Die einzelnen Texte sind kaum der Rede wert, was auch daran liegt, dass die meisten der Mini-Kritiken mit fünf bis sechs (Halb-)Sätzen auskommen müssen. Logisch, dass das für mehr als rudimentäre Spielbeschreibungen nicht ausreicht, und manche der Kritiken unfreiwillig komisch geraten. Schaut man genauer hin, fällt außerdem auf, dass auch das Lektorat mehr Sorgfalt hätte vertragen können. Gewisse Stilblüten lassen sich mit dem akuten Platzmangel erklären, die mitunter abenteuerliche Zeichensetzung allerdings nicht. Bei der Wertung für „Elisabeth“ fehlt das Wörtchen „Spielspaß“ und ganz generell hinterlässt die Doppelseite einen ausgesprochen hemdsärmeligen Eindruck, während der Rest des Heftes sehr viel professioneller wirkt.


Die Frage, die ich mir mit meiner Medienkompetenz von heute stelle, die lautet: Wer hat diese Texte geschrieben, und (von wem) wurden die Spiele tatsächlich getestet? Selbst wenn man berücksichtigt, dass die einzelnen Kritiken ultrakurz sind, scheint es mir unrealistisch, dass eine Mini-Redaktion ohne dedizierten Spiele-Schwerpunkt innerhalb eines Monats alle 12(!) Spiele auch nur anspielen könnte – oder würde, wenn als Lohn der Arbeit gerade einmal eine Doppelseite herausspringt. Das Impressum gibt hier ebenfalls keine Auskunft.
Ich vermute daher, dass die Spieletests entweder von extern kamen – immerhin erschien im Ehapa-Verlag zur selben Zeit auch die dedizierte Computerzeitschrift Fun Online. Denkbar ist auch, dass die LIMIT Infos und Urteile einfach copywriting-mäßig aus anderen Publikationen adaptierte. (In jedem Fall vermute ich, das zumindest zwei Autoren an der Doppelseite beteiligt waren, von denen einer die Publisher-Angabe am Ende der einzelnen Kurzkritiken mit einem Punkt abschloss und der andere nicht.)

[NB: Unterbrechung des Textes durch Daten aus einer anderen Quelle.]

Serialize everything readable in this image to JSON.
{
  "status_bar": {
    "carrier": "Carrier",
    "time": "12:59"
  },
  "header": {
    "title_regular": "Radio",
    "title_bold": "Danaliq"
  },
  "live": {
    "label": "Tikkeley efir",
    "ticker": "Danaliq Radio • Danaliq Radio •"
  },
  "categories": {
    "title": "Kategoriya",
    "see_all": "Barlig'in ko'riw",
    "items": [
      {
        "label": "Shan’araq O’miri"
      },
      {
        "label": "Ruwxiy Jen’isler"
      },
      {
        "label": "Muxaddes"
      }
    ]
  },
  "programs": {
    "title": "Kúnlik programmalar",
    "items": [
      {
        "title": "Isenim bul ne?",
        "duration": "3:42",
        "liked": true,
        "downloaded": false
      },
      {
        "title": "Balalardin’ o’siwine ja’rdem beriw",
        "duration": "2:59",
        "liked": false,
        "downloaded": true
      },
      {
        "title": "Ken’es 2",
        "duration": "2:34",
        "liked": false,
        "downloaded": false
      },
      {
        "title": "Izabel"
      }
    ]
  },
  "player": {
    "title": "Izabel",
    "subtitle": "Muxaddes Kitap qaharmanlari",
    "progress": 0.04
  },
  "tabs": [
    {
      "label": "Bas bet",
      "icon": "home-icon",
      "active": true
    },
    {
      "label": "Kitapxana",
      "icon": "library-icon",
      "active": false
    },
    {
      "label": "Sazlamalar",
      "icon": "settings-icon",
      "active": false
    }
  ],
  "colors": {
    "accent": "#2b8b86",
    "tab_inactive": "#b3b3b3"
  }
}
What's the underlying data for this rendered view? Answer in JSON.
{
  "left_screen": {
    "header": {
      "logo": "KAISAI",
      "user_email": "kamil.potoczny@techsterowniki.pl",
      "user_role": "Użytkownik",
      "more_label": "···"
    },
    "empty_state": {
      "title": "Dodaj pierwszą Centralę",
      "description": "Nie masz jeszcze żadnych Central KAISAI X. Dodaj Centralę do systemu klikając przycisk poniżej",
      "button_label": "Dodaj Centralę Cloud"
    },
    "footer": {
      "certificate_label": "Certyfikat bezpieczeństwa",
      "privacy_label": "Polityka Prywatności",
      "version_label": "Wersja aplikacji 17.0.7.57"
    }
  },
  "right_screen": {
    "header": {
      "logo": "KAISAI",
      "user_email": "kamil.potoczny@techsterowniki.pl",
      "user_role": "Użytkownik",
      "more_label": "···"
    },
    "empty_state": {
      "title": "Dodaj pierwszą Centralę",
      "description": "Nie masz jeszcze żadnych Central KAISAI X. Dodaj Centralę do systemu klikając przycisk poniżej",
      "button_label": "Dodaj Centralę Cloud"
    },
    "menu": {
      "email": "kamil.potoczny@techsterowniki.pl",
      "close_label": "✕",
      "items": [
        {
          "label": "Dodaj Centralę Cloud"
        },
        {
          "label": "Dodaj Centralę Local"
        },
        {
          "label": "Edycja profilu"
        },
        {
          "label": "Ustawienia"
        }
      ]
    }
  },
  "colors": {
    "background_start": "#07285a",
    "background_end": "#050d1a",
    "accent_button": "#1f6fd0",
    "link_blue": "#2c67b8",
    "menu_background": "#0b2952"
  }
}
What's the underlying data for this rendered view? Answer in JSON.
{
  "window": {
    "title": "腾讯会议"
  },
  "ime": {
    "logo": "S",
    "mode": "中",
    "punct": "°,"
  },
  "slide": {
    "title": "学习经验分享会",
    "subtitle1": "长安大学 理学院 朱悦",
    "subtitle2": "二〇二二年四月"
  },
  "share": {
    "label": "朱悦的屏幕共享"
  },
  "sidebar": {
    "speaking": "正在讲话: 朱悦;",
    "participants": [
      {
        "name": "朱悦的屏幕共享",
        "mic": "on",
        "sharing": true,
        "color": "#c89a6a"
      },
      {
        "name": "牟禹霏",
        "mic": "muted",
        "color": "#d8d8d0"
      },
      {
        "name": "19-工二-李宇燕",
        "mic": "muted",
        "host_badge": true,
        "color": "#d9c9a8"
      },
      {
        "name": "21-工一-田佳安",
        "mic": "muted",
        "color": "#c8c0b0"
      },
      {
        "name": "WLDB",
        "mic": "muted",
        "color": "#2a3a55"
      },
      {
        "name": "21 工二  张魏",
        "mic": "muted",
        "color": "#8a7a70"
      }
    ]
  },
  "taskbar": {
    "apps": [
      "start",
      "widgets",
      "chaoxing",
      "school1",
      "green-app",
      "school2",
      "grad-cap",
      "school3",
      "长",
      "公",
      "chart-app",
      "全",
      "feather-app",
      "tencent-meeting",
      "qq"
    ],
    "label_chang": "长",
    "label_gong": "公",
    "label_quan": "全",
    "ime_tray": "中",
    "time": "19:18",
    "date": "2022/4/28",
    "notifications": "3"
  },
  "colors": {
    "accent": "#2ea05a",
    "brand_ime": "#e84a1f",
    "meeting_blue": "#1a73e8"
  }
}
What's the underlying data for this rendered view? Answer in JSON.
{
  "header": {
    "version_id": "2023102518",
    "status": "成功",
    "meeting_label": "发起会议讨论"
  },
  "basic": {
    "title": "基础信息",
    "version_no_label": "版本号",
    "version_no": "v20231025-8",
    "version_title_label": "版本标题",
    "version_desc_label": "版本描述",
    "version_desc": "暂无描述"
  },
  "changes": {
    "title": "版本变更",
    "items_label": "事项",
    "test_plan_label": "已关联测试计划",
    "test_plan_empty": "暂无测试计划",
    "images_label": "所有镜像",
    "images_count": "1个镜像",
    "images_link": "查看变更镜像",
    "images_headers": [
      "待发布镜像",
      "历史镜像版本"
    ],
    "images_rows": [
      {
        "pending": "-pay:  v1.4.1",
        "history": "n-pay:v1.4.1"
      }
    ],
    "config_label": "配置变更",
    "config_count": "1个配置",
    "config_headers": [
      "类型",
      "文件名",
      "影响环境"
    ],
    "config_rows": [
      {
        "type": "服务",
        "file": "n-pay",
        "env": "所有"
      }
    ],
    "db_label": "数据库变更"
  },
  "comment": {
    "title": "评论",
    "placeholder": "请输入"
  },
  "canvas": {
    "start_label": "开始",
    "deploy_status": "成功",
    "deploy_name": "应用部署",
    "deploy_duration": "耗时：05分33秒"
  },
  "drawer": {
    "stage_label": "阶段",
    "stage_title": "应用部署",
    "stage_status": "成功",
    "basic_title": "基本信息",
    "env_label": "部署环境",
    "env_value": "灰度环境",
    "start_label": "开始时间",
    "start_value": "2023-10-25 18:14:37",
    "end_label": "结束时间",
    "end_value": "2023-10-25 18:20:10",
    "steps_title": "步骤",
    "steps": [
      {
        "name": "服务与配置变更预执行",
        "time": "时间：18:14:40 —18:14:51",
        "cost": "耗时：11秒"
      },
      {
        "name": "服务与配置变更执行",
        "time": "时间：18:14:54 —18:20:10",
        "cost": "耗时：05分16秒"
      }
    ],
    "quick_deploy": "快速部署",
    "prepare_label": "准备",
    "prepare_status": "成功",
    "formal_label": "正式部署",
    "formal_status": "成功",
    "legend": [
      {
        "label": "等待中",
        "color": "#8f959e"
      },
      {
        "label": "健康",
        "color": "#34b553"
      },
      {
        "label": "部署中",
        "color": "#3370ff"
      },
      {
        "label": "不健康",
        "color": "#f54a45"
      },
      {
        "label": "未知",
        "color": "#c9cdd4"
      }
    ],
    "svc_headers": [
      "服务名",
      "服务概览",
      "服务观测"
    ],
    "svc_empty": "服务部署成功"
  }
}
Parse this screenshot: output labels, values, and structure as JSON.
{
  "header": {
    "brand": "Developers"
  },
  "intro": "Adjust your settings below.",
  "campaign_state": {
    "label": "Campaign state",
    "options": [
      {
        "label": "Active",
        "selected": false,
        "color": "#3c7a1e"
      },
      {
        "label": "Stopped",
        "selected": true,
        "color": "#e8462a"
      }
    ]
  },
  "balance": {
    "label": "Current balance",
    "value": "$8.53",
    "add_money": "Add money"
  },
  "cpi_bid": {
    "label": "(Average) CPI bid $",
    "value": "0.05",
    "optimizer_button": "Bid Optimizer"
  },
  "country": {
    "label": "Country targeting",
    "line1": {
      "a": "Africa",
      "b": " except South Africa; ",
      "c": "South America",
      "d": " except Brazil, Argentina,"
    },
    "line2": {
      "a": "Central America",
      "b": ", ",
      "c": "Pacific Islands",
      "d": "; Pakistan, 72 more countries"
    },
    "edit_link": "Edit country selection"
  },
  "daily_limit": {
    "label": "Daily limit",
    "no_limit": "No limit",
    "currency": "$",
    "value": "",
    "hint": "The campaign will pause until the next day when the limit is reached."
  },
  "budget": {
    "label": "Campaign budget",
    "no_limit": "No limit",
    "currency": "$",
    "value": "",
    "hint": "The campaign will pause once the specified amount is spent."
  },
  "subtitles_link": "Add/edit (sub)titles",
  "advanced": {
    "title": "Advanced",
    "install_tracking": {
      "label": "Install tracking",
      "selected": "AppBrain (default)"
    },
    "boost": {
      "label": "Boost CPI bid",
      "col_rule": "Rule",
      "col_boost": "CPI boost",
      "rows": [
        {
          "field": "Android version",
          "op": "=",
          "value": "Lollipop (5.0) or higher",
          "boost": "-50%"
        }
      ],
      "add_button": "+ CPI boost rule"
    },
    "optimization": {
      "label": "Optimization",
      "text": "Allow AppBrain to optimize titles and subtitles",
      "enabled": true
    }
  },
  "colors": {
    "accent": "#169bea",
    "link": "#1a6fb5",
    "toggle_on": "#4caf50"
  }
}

Die Doppelseite ist aber nicht das Einzige, was die LIMIT zum Thema Computerspiele vorzuweisen hat. Auf der nächsten Seite geht es bunt weiter: Mit Cheats, mit Leser-Charts, mit einer Controller-Neuheit und mit Internetadressen und Hotlines relevanter Spiele-Publisher. Und mit dem „letzten Heuler“, in dem die Redaktion(?) zeigt, dass sie doch zu Kritik fähig ist und dem PC-Titel „Tomcat Alley“ einen Kurz-Verriss spendiert.
Höchst rätselhaft ist allerdings das nebenstehende Artwork samt Beschreibung. Da heißt es nämlich: „Au Backe! Nichts wie weg!! Wir hätten Arnie Schwarzenegger doch nicht an ‚Tomcat Alley‘ heranlassen sollen. Jetzt sind ihm alle Sicherungen durchgebrannt und er ist wütend“. Bebildert ist das Ganze aber nicht etwa mit einem wütenden Schwarzenegger, sondern mit … Fulgore aus dem Prügelspiel „Killer Instinct“. Warum?
Formal gehört auch noch die darauffolgende Seite zur Rubrik „Powerplay“, auf der jedoch keine Spiele, sondern VHS-Neuerscheinungen vorgestellt werden. Der „Tip des Monats“ ist dort die Jurassic-Park-Parodie „Chicken Park“, von der ich nie zuvor gehört hatte und die laut IMDb komplett misslungen ist. Mich dünkt, das Kriterium für die Kür zum „Tip des Monats“ ist auch hier in der Tatsache zu suchen, dass die LIMIT einige Exemplare zu verlosen hatte… Beim „Test“ von Die Siedler 2 ist das nämlich genauso.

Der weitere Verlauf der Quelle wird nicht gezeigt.